Project: Cotacachi House
Architects: Arquitectura X
Location: Cotacachi, Ecuador
Area: 4,068 sf
Photographs by: Courtesy of Arquitectura X
Cotacachi House by Arquitectura X
Arquitectura X has completed the Cotacachi House for a couple from the Caribbean who sought a mountain retreat in the Andes. This modern mountain home is nestled between the Imbabura and the Cotacachi mountains and offers just over 4,000 square feet of beautiful modern living spaces with access to stunning views on each side.
A couple from the Caribbean seek retreat amid the northern Andes in a small town, two hours north of Quito, an orchard site in a valley 2470 meters above sea level, between the Imbabura and Cotacachi mountains, to the east and west respectively.

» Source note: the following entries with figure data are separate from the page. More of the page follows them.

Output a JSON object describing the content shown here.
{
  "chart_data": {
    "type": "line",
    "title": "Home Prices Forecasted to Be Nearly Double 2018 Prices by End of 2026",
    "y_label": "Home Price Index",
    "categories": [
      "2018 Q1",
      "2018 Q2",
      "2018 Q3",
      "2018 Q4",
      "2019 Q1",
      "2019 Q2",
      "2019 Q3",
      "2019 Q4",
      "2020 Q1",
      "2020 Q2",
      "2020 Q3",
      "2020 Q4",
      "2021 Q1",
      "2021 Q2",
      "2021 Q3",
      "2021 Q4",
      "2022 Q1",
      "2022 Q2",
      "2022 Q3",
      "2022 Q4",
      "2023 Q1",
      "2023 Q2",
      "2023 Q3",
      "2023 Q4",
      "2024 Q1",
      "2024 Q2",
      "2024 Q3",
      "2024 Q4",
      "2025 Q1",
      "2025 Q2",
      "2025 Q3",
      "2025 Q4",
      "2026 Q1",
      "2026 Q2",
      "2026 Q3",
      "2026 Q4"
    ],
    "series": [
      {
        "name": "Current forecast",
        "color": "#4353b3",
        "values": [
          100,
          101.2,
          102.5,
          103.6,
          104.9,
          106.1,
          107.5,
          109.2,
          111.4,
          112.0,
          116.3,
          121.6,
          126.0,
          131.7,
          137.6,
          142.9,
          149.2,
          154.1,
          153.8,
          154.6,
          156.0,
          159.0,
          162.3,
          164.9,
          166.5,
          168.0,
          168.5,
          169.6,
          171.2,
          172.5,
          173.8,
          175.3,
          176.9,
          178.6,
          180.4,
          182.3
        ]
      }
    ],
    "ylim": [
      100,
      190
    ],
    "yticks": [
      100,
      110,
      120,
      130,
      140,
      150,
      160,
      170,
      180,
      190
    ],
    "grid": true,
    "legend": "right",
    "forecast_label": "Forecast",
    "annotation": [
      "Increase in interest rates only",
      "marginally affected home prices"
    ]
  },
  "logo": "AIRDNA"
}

The couple needs a design proposal in 4 days before going home, or they will sell the site: we have to design a house without knowing the site and after meeting the couple for two hours.
Based on our experience for our own house, we apply the same strategy: a universal scheme that can work for any site condition, a house whose spatial limits will be the two mountains we know dominate the valley, the abstract glass house as a starting point.
But we are also convinced that the universal and abstract need to become specific in order to work, specific to topography, weather, use, etc. but there is one aspect that makes architecture specific that interest us above all, construction and materiality: building with local materials and techniques will root abstraction in its place, and also determine form and type, the courtyard house.
Building with earth in a highly seismic region implies you have to work with very strict geometric rules that allow for very little variation from a type; this would not allow the house to be limited by the mountains, or vary to become more specific to topography, site geometry, trees in the orchard and actual needs of use by the client. Strictly applying local construction techniques would only guarantee apparent continuity, not real formal implantation.
We had to determine a way to make the universal specific, intensifying the conditions of reality we identified as essential through abstraction and materiality; how to make the house of the valley and mountain range, not just an object placed in and limited by them? Understanding typology as a universal tool, modified in its formal traits by materiality, provided us with a clear and adaptable set of rules to achieve specificity.
The traditional courtyard house, built with loadbearing earth walls for the first story and wooden second stories and roofs, is abstracted to a courtyard type defined in this case by three bays determined by use: a public bay shared by the couple and guests, a private bay for the guests separated by the courtyard, and a third bay atop the other two for private use by the couple.
This typological variation of the traditional courtyard type, through understanding the modern bi-nuclear house, combined with the properties of rammed earth construction and the layering of lighter complementary materials, strive towards a synthesis of the local and the universal, towards continuity through variation.